Trains are one of the key symbols representing the success of China. Over about a decade, China has built an extensive high-speed train network connecting all major cities in the country.

From abroad, we mostly think of long-distance lines – Beijing Shanghai, especially, or Wuhan-Guangzhou. But more important, I think, are those trains connecting cities which are close to each other. At 320km per hour, it now takes about thirty minutes to go from Beijing to Tianjin; 30 minutes from Shanghai to Suzhou, and about an hour from Shanghai to Hangzhou. These ‘local’ high-speed trains are bringing together existing multi-million metropolises, creating integrated, polycentric mega-cities of 30 to 50 million people.

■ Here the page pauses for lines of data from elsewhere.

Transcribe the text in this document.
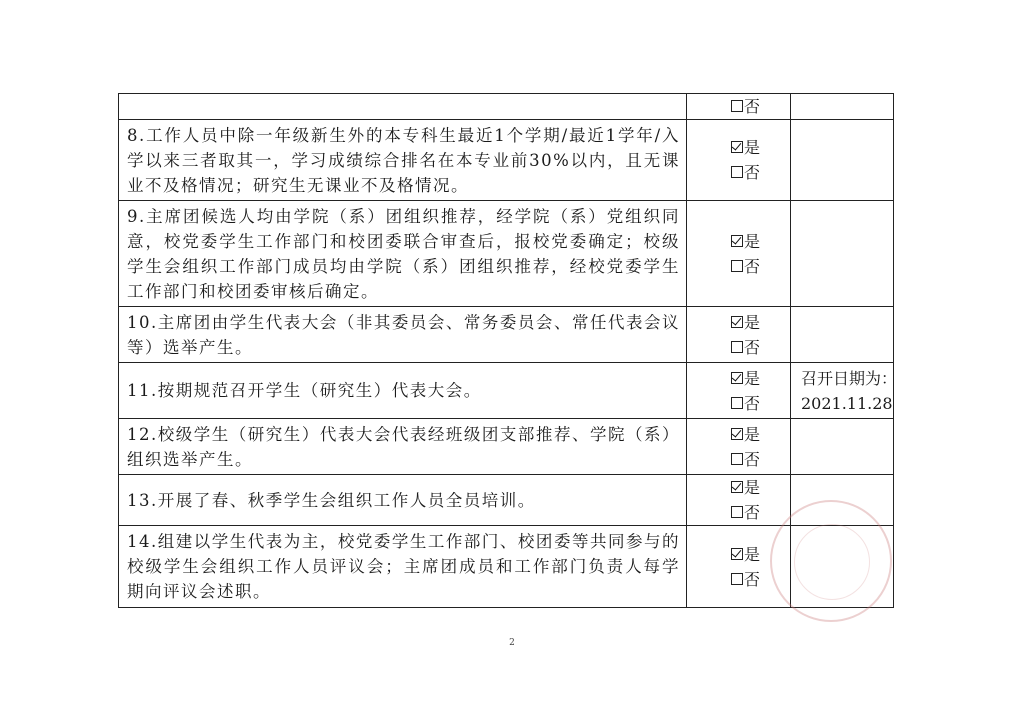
	否	

8.工作人员中除一年级新生外的本专科生最近1个学期/最近1学年/入学以来三者取其一，学习成绩综合排名在本专业前30%以内，且无课业不及格情况；研究生无课业不及格情况。	是
否	

9.主席团候选人均由学院（系）团组织推荐，经学院（系）党组织同意，校党委学生工作部门和校团委联合审查后，报校党委确定；校级学生会组织工作部门成员均由学院（系）团组织推荐，经校党委学生工作部门和校团委审核后确定。	是
否	

10.主席团由学生代表大会（非其委员会、常务委员会、常任代表会议等）选举产生。	是
否	

11.按期规范召开学生（研究生）代表大会。	是
否	召开日期为：
2021.11.28

12.校级学生（研究生）代表大会代表经班级团支部推荐、学院（系）组织选举产生。	是
否	

13.开展了春、秋季学生会组织工作人员全员培训。	是
否	

14.组建以学生代表为主，校党委学生工作部门、校团委等共同参与的校级学生会组织工作人员评议会；主席团成员和工作部门负责人每学期向评议会述职。	是
否	

2
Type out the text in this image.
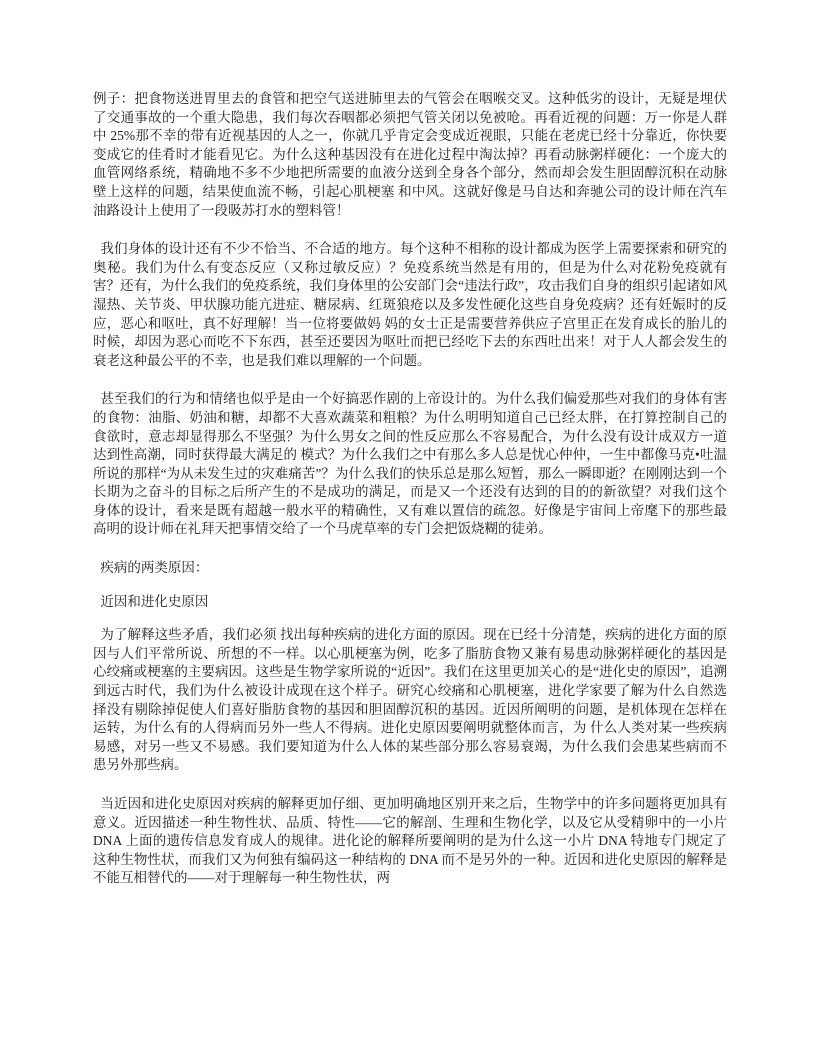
例子：把食物送进胃里去的食管和把空气送进肺里去的气管会在咽喉交叉。这种低劣的设计，无疑是埋伏了交通事故的一个重大隐患，我们每次吞咽都必须把气管关闭以免被呛。再看近视的问题：万一你是人群中 25%那不幸的带有近视基因的人之一，你就几乎肯定会变成近视眼，只能在老虎已经十分靠近，你快要变成它的佳肴时才能看见它。为什么这种基因没有在进化过程中淘汰掉？再看动脉粥样硬化：一个庞大的血管网络系统，精确地不多不少地把所需要的血液分送到全身各个部分，然而却会发生胆固醇沉积在动脉壁上这样的问题，结果使血流不畅，引起心肌梗塞 和中风。这就好像是马自达和奔驰公司的设计师在汽车油路设计上使用了一段吸苏打水的塑料管！

我们身体的设计还有不少不恰当、不合适的地方。每个这种不相称的设计都成为医学上需要探索和研究的奥秘。我们为什么有变态反应（又称过敏反应）？免疫系统当然是有用的，但是为什么对花粉免疫就有害？还有，为什么我们的免疫系统，我们身体里的公安部门会“违法行政”，攻击我们自身的组织引起诸如风湿热、关节炎、甲状腺功能亢进症、糖尿病、红斑狼疮以及多发性硬化这些自身免疫病？还有妊娠时的反应，恶心和呕吐，真不好理解！当一位将要做妈 妈的女士正是需要营养供应子宫里正在发育成长的胎儿的时候，却因为恶心而吃不下东西，甚至还要因为呕吐而把已经吃下去的东西吐出来！对于人人都会发生的衰老这种最公平的不幸，也是我们难以理解的一个问题。

甚至我们的行为和情绪也似乎是由一个好搞恶作剧的上帝设计的。为什么我们偏爱那些对我们的身体有害的食物：油脂、奶油和糖，却都不大喜欢蔬菜和粗粮？为什么明明知道自己已经太胖，在打算控制自己的食欲时，意志却显得那么不坚强？为什么男女之间的性反应那么不容易配合，为什么没有设计成双方一道达到性高潮，同时获得最大满足的 模式？为什么我们之中有那么多人总是忧心仲仲，一生中都像马克•吐温所说的那样“为从未发生过的灾难痛苦”？为什么我们的快乐总是那么短暂，那么一瞬即逝？在刚刚达到一个长期为之奋斗的目标之后所产生的不是成功的满足，而是又一个还没有达到的目的的新欲望？对我们这个身体的设计，看来是既有超越一般水平的精确性，又有难以置信的疏忽。好像是宇宙间上帝麾下的那些最高明的设计师在礼拜天把事情交给了一个马虎草率的专门会把饭烧糊的徒弟。

疾病的两类原因：

近因和进化史原因

为了解释这些矛盾，我们必须 找出每种疾病的进化方面的原因。现在已经十分清楚，疾病的进化方面的原因与人们平常所说、所想的不一样。以心肌梗塞为例，吃多了脂肪食物又兼有易患动脉粥样硬化的基因是心绞痛或梗塞的主要病因。这些是生物学家所说的“近因”。我们在这里更加关心的是“进化史的原因”，追溯到远古时代，我们为什么被设计成现在这个样子。研究心绞痛和心肌梗塞，进化学家要了解为什么自然选择没有剔除掉促使人们喜好脂肪食物的基因和胆固醇沉积的基因。近因所阐明的问题，是机体现在怎样在运转，为什么有的人得病而另外一些人不得病。进化史原因要阐明就整体而言，为 什么人类对某一些疾病易感，对另一些又不易感。我们要知道为什么人体的某些部分那么容易衰竭，为什么我们会患某些病而不患另外那些病。

当近因和进化史原因对疾病的解释更加仔细、更加明确地区别开来之后，生物学中的许多问题将更加具有意义。近因描述一种生物性状、品质、特性——它的解剖、生理和生物化学，以及它从受精卵中的一小片 DNA 上面的遗传信息发育成人的规律。进化论的解释所要阐明的是为什么这一小片 DNA 特地专门规定了这种生物性状，而我们又为何独有编码这一种结构的 DNA 而不是另外的一种。近因和进化史原因的解释是 不能互相替代的——对于理解每一种生物性状，两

The technological success is impressive. Sure, there was a major accident on the Beijing to Shanghai train recently – leading to the slogan ‘China should slow down’, and a decision from the government to reduce the speed of its fast trains. Still, overall, once you get on a Chinese train, it’s efficient, comfortable, and quick.

But did you ever try to buy a train ticket in China?

This is one of the most absurd systems imaginable. Tickets are on sale only four, or six, or eight, or ten days before the train departs – no one is really sure how early you can get them, and it seems to ‘depend’. Tickets can only be bought at the train station (and certain places only locals would know about, like certain supermarkets, or specific travel agencies – but only some of their outlets, not all). Everyone’s constantly shopping online, but of course, you cannot book a train ticket over the internet.

More absurd, still, tickets can only be bought from the station that the train leaves from. So if you’re planning a trip from, say, Tianjin to Shanghai, then Shanghai to Hangzhou, you have to queue up in Shanghai to get your Hangzhou ticket. Hoping there is a seat left – with 1.2 billion people around, it’s not always a winning bet.

Add to that the – recent – regulation saying that you need an ID card to purchase a ticket – which means, as a foreigner, you cannot use the machines at the station (they can’t read your passport), but you have to line up at the counter – and it’s long, and everyone’s pushing, and you’re not even sure you’re waiting at the right counter. So getting from Beijing to Tianjin is about 30 minutes in a queue, 30 to 45 minutes waiting for your train to leave after you got your ticket (if you’re lucky to get a seat on the first one), then 30 minutes on the train. And I’m not counting the taxi, bus or metro ride to the station.

My Chinese friends are all weirdly apathetic about it – it’s part of how things are. I was reading in Rampini’s books – and elsewhere – about the compared advantages of China and India – and how India’s doing better in services. I haven’t taken a train in India but it wouldn’t be very difficult to think of a better system. Yet China’s building more and more high-speed lines, bringing cities and provinces closer and closer together.

Meanwhile, people stand in a crowded station, lining up, hoping there will be room for them on their country’s major symbols of success.

Dumb

It is always enraging when you see someone bluntly missing opportunities.

I was having lunch with Keanyen at a middle-eastern restaurant in SanLiTun, ‘Bite-a-pita’. The food was nice, and the place OK, though it was in one of these sleazy SanLiTun expat dens.

Our waitress-in-a-pink-top had a beautiful smile, and an engagin, open, friendly attitude. I though she was ozzie – she was. Her teacher-parents had lived with her in Indonesia first, then Singapore, now Beijing. She had just graduated from high-school, and she was going back to Brisbane in December.

She was a real pleasure to talk to, and I thought, wow, smart girl, four years in Singapore, six in China – she’s gonna rule Queensland Uni.

But when I asked her, she said she didn’t really speak Chinese. ‘I didn’t take Chinese at school’, she explained, ‘the level’s just too high here, so I took French instead, I mean, I needed good grades for uni, and it was just too much.’ So the smart girl, 6 years in China, 4 in Singapore, doesn’t really speak Chinese, cannot read or write it at all.

‘I’m really glad I can work here,’ she said, about her waitering job at bite-a-pita  ‘it’s a great experience, it’s really gonna help me get a job, when I go to Brisbane.’

Sure is. More so than fluent Chinese, right? Who needs it in Australia.